Hört man von einem, er wohne immer allein, so ist das reizvoll; heißt es aber, er sei als Schwiegersohn in eine Familie eingetreten oder habe sich eine Frau genommen, so fühlt man sich gleich enttäuscht. Begnügt er sich mit einer Frau von allzu gewöhnlicher Art und hat sie dann dauernd um sich, so dünkt es uns selber gar zu feil. Ist es aber eine vorzügliche Dame, so heißt es wohl bald, er trage sie auf Händen und verehre sie wie seinen Buddha.

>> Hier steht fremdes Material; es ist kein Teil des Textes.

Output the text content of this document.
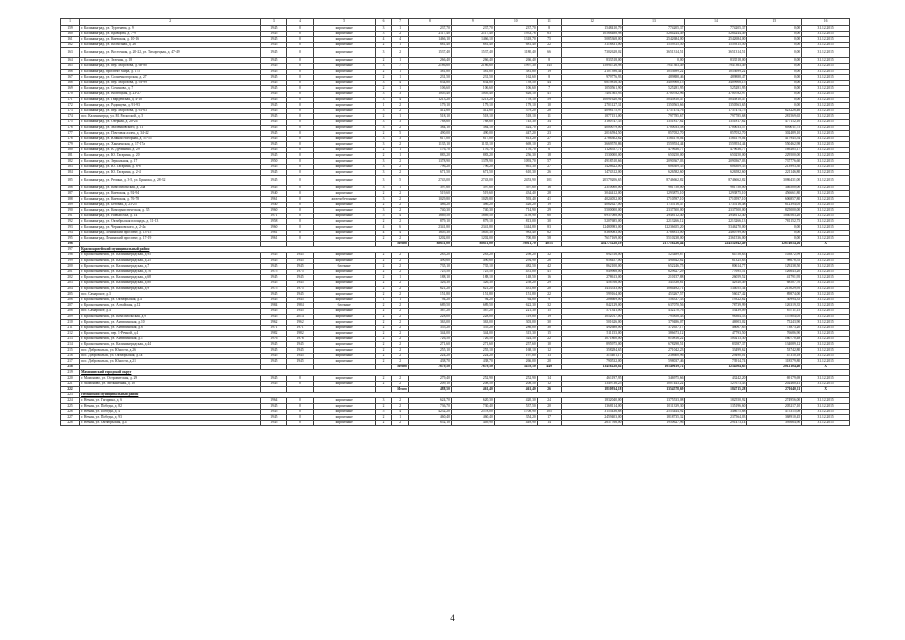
1	2	3	4	5	6	7	8	9	10	11	12	13	14	15	16
159	г. Калининград, ул. Тургенева, д. 9	1945	0	кирпичные	3	1	237,70	237,70	237,70	8	1548410,79	774205,37	774205,37	0,00	31.12.2015
160	г. Калининград, ул. Кравцова, д. 7-9	1945	0	кирпичные	3	2	2117,40	2117,40	1933,76	63	10568488,98	5284244,49	5284244,49	0,00	31.12.2015
161	г. Калининград, ул. Киевская, д. 10-16	1945	0	кирпичные	4	4	1466,10	1466,10	1318,70	75	5085368,00	2542684,00	2542684,00	0,00	31.12.2015
162	г. Калининград, ул. Колхозная, д. 26	1945	0	кирпичные	2	1	681,40	681,40	681,40	22	3118831,00	1559315,50	1559315,50	0,00	31.12.2015
163	г. Калининград, ул. Восточная, д. 20-22, ул. Тихорецкая, д. 47-49	1945	0	кирпичные	3	2	1537,40	1537,40	1180,40	66	7302628,02	3651314,51	3651314,51	0,00	31.12.2015
164	г. Калининград, ул. Зеленая, д. 18	1945	0	кирпичные	2	1	266,40	266,40	266,40	8	833518,00	0,00	833518,00	0,00	31.12.2015
165	г. Калининград, ул. пер. Морозова, д. 68-80	1945	0	кирпичные	3	7	2186,60	2186,60	1997,30	145	15894726,98	7947363,49	7947363,49	0,00	31.12.2015
166	г. Калининград, проспект Мира, д. 175	1945	0	кирпичные	2	1	381,80	381,80	381,80	19	2107396,44	1053699,22	1053699,22	0,00	31.12.2015
167	г. Калининград, ул. Солнечногорская, д. 27	1945	0	кирпичные	2	1	231,50	231,50	162,60	8	979776,93	489888,46	489888,47	0,00	31.12.2015
168	г. Калининград, ул. пер. Морозова, д. 93-99	1945	0	кирпичные	3	4	834,80	834,80	739,50	44	6819816,30	3409908,15	3409908,15	0,00	31.12.2015
169	г. Калининград, ул. Сочинова, д. 7	1945	0	кирпичные	2	1	106,60	106,60	106,60	7	1050561,90	525281,95	525281,95	0,00	31.12.2015
170	г. Калининград, ул. Волгоцкая, д. 23-27	1945	0	кирпичные	3	3	1005,40	1005,40	626,10	41	7401565,93	3700782,96	3700782,97	0,00	31.12.2015
171	г. Калининград, ул. Гвардейская, д. 4-10	1945	0	кирпичные	3	4	1213,20	1213,20	778,10	59	10091620,94	5045810,47	5045810,47	0,00	31.12.2015
172	г. Калининград, ул. Радищева, д. 91-93	1945	0	кирпичные	1	2	179,10	179,10	179,10	10	2701127,31	1350563,66	1350563,65	0,00	31.12.2015
173	г. Калининград, ул. пер. Морозова, д. 61-63	1945	0	кирпичные	3	2	412,60	412,60	379,20	28	4098175,97	1737474,76	1737474,75	623226,46	31.12.2015
174	пос. Калининград, ул. М. Раскоской, д. 5	1945	0	кирпичные	2	1	518,10	518,10	518,10	11	1877151,00	797785,67	797785,68	281569,65	31.12.2015
175	г. Калининград, ул. Озерная, д. 20-24	1945	0	кирпичные	3	3	788,60	788,60	745,30	34	3180747,35	1351817,62	1351817,62	477112,10	31.12.2015
176	г. Калининград, ул. Маленковского, д. 11	1945	0	кирпичные	3	2	384,10	384,10	424,70	25	4000079,00	1700033,58	1700033,57	600011,75	31.12.2015
177	г. Калининград, ул. Почтовая аллея, д. 34-42	1945	0	кирпичные	2	5	490,00	490,00	447,20	23	2016594,50	857052,70	857052,70	302489,10	31.12.2015
178	г. Калининград, ул. Южная Нагорная, д. 51-55	1945	0	кирпичные	3	3	617,00	617,00	613,20	27	2786302,62	1184178,04	1184179,04	417945,54	31.12.2015
179	г. Калининград, ул. Ханменская, д. 17-17а	1945	0	кирпичные	3	2	1135,10	1135,10	669,10	25	3669570,86	1559554,44	1559554,44	550462,98	31.12.2015
180	г. Калининград, ул. В. Дубинина, д. 29	1945	0	кирпичные	2	1	176,70	176,70	176,70	6	1128557,71	479636,77	479636,77	169285,17	31.12.2015
181	г. Калининград, ул. Ю. Гагарина, д. 20	1945	0	кирпичные	2	1	883,20	883,20	256,30	18	1530000,00	650250,00	650250,00	229500,00	31.12.2015
182	г. Калининград, ул. Зеркальная, д. 17	1950	0	кирпичные	3	2	1378,90	1378,90	1093,70	57	4918510,66	2090367,03	2090367,03	737776,60	31.12.2015
183	г. Калининград, ул. Ю. Гагарина, д. 6-8	1945	0	кирпичные	3	2	796,20	796,20	661,30	27	1426622,00	606309,35	606309,35	213993,30	31.12.2015
184	г. Калининград, ул. Ю. Гагарина, д. 2-4	1945	0	кирпичные	3	2	671,50	671,50	610,30	26	1474312,00	626582,60	626582,60	221146,80	31.12.2015
185	г. Калининград, ул. Репина, д. 3-5, ул. Брянска, д. 28-32	1945	0	кирпичные	3	5	2743,00	2743,00	2453,90	101	20579206,65	8746662,82	8746662,82	3086431,00	31.12.2015
186	г. Калининград, ул. Комсомольская, д. 24а	1945	0	кирпичные	3	1	397,60	397,60	397,60	16	2310000,00	981750,00	981750,00	346500,00	31.12.2015
187	г. Калининград, ул. Киевская, д. 92-94	1940	0	кирпичные	2	2	519,60	519,60	434,40	28	3044412,00	1293875,10	1293875,10	456661,80	31.12.2015
188	г. Калининград, ул. Киевская, д. 76-78	1961	0	железобетонные	3	2	1029,80	1029,80	593,40	41	4024052,00	1710597,10	1710597,10	606857,80	31.12.2015
189	г. Калининград, ул. Беговая, д. 23-25	1940	0	кирпичные	2	2	486,20	486,20	426,20	19	4082627,00	1735116,47	1735116,48	612394,05	31.12.2015
190	г. Калининград, ул. Коммунистическая, д. 35	1960	0	кирпичные	3	2	740,30	740,30	714,90	29	5500000,00	2337500,00	2337500,00	825000,00	31.12.2015
191	г. Калининград, ул. Новый Вал, д. 14	1971	0	кирпичные	5	4	1669,50	1669,50	1159,90	60	6937088,00	2948112,40	2948112,40	1040563,20	31.12.2015
192	г. Калининград, ул. Октябрьская площадь, д. 11-13	1958	0	кирпичные	2	2	879,10	879,10	813,00	30	5207685,00	2213266,12	2213266,13	781152,75	31.12.2015
193	г. Калининград, ул. Черняховского, д. 2-4а	1960	0	кирпичные	4	6	2341,80	2341,80	1444,80	83	12480983,00	12236655,20	5346270,00	0,00	31.12.2015
194	г. Калининград, Ленинский проспект, д. 13-15	1961	0	кирпичные	4	4	1605,30	1605,30	983,40	62	8369083,00	3788813,00	2480799,00	0,00	31.12.2015
195	г. Калининград, Ленинский проспект, д. 17-19	1961	0	кирпичные	2	2	1202,00	1202,00	700,80	58	7617169,00	5510238,00	2361536,00	0,00	31.12.2015
196						Итого	88611,00	88611,00	79011,70	4013	454775228,19	217716226,44	224552942,49	12674054,26	Х
197	Красноармейский муниципальный район														
198	г. Краснознаменск, ул. Калининградская, д.95	1945	1945	кирпичные	2	2	283,20	283,20	298,20	32	692516,00	523489,87	64758,63	103872,99	31.12.2015
199	г. Краснознаменск, ул. Калининградская, д.25	1945	1945	кирпичные	2	2	490,60	490,60	294,90	26	658457,00	494642,82	61325,63	98678,55	31.12.2015
200	г. Краснознаменск, ул. Калининградская, д.7	1945	1945	блочные	2	2	735,10	735,10	482,50	42	862100,00	652246,75	80614,77	129238,50	31.12.2015
201	г. Краснознаменск, ул. Калининградская, д.76	1975	1975	кирпичные	2	2	725,50	725,50	431,00	41	849968,00	629627,29	77695,51	126643,20	31.12.2015
202	г. Краснознаменск, ул. Калининградская, д.68	1945	1945	кирпичные	2	1	188,10	188,10	148,50	16	278613,00	210157,88	26059,52	41791,95	31.12.2015
203	г. Краснознаменск, ул. Калининградская, д.80	1945	1945	кирпичные	2	2	326,30	326,30	258,20	29	456766,00	345338,61	42920,49	68507,70	31.12.2015
204	г. Краснознаменск, ул. Калининградская, д.9	1975	1975	кирпичные	2	2	621,20	621,20	431,80	20	1433533,00	1084492,71	134055,34	215029,95	31.12.2015
205	пос. Самарское, д.3	1945	1945	кирпичные	2	2	151,80	151,80	151,80	22	599164,00	453267,57	56027,42	89874,00	31.12.2015
206	г. Краснознаменск, ул. Октябрьская, д.4	1945	1945	кирпичные	1	1	94,20	94,20	64,80	9	206669,00	156337,33	19322,62	30994,35	31.12.2015
207	г. Краснознаменск, ул. Алтайская, д.12	1984	1984	блочные	2	2	689,50	689,50	622,30	32	842129,00	637070,56	78739,99	126319,35	31.12.2015
208	пос. Самарское, д.4	1945	1945	кирпичные	2	2	367,20	367,20	221,30	15	571341,00	432270,76	53439,09	85711,15	31.12.2015
209	г. Краснознаменск, ул. Комсомольская, д.9	1945	2014	кирпичные	2	2	228,00	228,00	119,80	19	1052017,00	795858,43	98364,53	157804,05	31.12.2015
210	г. Краснознаменск, ул. Антипинская, д.10	1962	1962	кирпичные	2	2	363,00	363,00	303,00	30	501626,00	379486,07	46903,02	75243,90	31.12.2015
211	г. Краснознаменск, ул. Антипинская, д.6	1971	1971	кирпичные	2	2	355,20	355,20	286,00	30	492688,00	372657,17	46067,65	73873,20	31.12.2015
212	г. Краснознаменск, пер. 1-Речной, д.4	1982	1982	кирпичные	2	2	344,00	344,00	315,30	15	511153,00	386673,12	47793,50	76686,90	31.12.2015
213	г. Краснознаменск, ул. Антипинская, д.1	1976	1976	кирпичные	2	2	726,50	726,50	524,50	22	1071800,00	810816,22	100213,30	160770,48	31.12.2015
214	г. Краснознаменск, ул. Калининградская, д.44	1945	1945	кирпичные	2	2	271,60	271,60	257,60	10	895975,00	678298,51	83587,37	134089,12	31.12.2015
215	пос. Добровольск, ул. Юности, д.26	1945	1945	кирпичные	2	2	255,10	255,10	168,10	12	358284,65	271042,23	33499,62	53742,80	31.12.2015
216	пос. Добровольск, ул. Октябрьская, д.1а	1945	1945	кирпичные	2	2	224,20	224,20	197,80	13	315401,17	238600,96	29490,01	47310,18	31.12.2015
217	пос. Добровольск, ул. Юности, д.21	1945	1945	кирпичные	2	2	438,70	438,70	266,00	20	790532,00	598037,46	73914,74	118579,80	31.12.2015
218						Итого	7679,50	7679,50	5478,10	449	13416228,82	10149619,72	1254504,65	2012104,40	Х
219	Мамоновский городской округ														
220	г. Мамоново, ул. Островитская, д. 29	1945	0	кирпичные	2	2	279,40	252,90	252,90	14	461197,95	346975,66	43242,20	69179,69	31.12.2015
221	г. Мамоново, ул. Мельничная, д. 10	1945	0	кирпичные	2	2	209,10	208,50	208,50	12	1349736,25	1007443,22	127673,43	202460,41	31.12.2015
222						Итого	488,50	461,40	461,40	26	1810934,18	1354578,69	184715,28	271640,11	Х
223	Неманский муниципальный район														
224	г. Неман, ул. Гагарина, д. 6	1964	0	кирпичные	3	2	624,70	620,30	420,30	24	1832040,00	1375533,08	182550,92	274956,00	31.12.2015
225	г. Неман, ул. Победы, д. 82	1945	0	кирпичные	2	2	736,70	730,40	537,50	20	1368114,00	1011339,30	135196,60	205217,10	31.12.2015
226	г. Неман, ул. Победы, д. 4	1945	0	кирпичные	5	4	4232,20	2578,00	1708,90	105	3155436,68	2553444,92	348675,68	475315,08	31.12.2015
227	г. Неман, ул. Победы, д. 93	1945	0	кирпичные	2	1	460,40	460,40	354,20	17	2459403,00	1818735,32	237564,03	368910,45	31.12.2015
228	г. Неман, ул. Октябрьская, д.4	1945	0	кирпичные	2	2	652,10	449,90	449,90	14	2637766,00	1950627,96	291473,14	395664,90	31.12.2015
4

Nimmt er sich eine, die sich trefflich auf den Haushalt versteht und auf sonst nichts, tut der Mann einem wirklich leid. Kommen dann die Kinder zur Welt, so werden sie so verwöhnt, daß es widerwärtig ist. Wird die Frau nach dem Tod des Mannes Nonne und welkt langsam dahin, so wirkt das, je länger der Mann tot ist, immer trübseliger. Mag eine Frau sein, wie sie will – es muß peinlich und erbitternd sein, sie Tag und Nacht um sich zu sehen. Auch die Frau wird einen solchen Zustand auf die Dauer quälend finden. Getrennt leben und manchmal unerwartet erscheinen, das dürfte viel eher zu einem Verhältnis führen, das lange währt. Sucht der Mann die von ihm Geliebte nur vorübergehend auf und bleibt dann eine Nacht, so ist es für beide stets ein überwältigendes Erlebnis.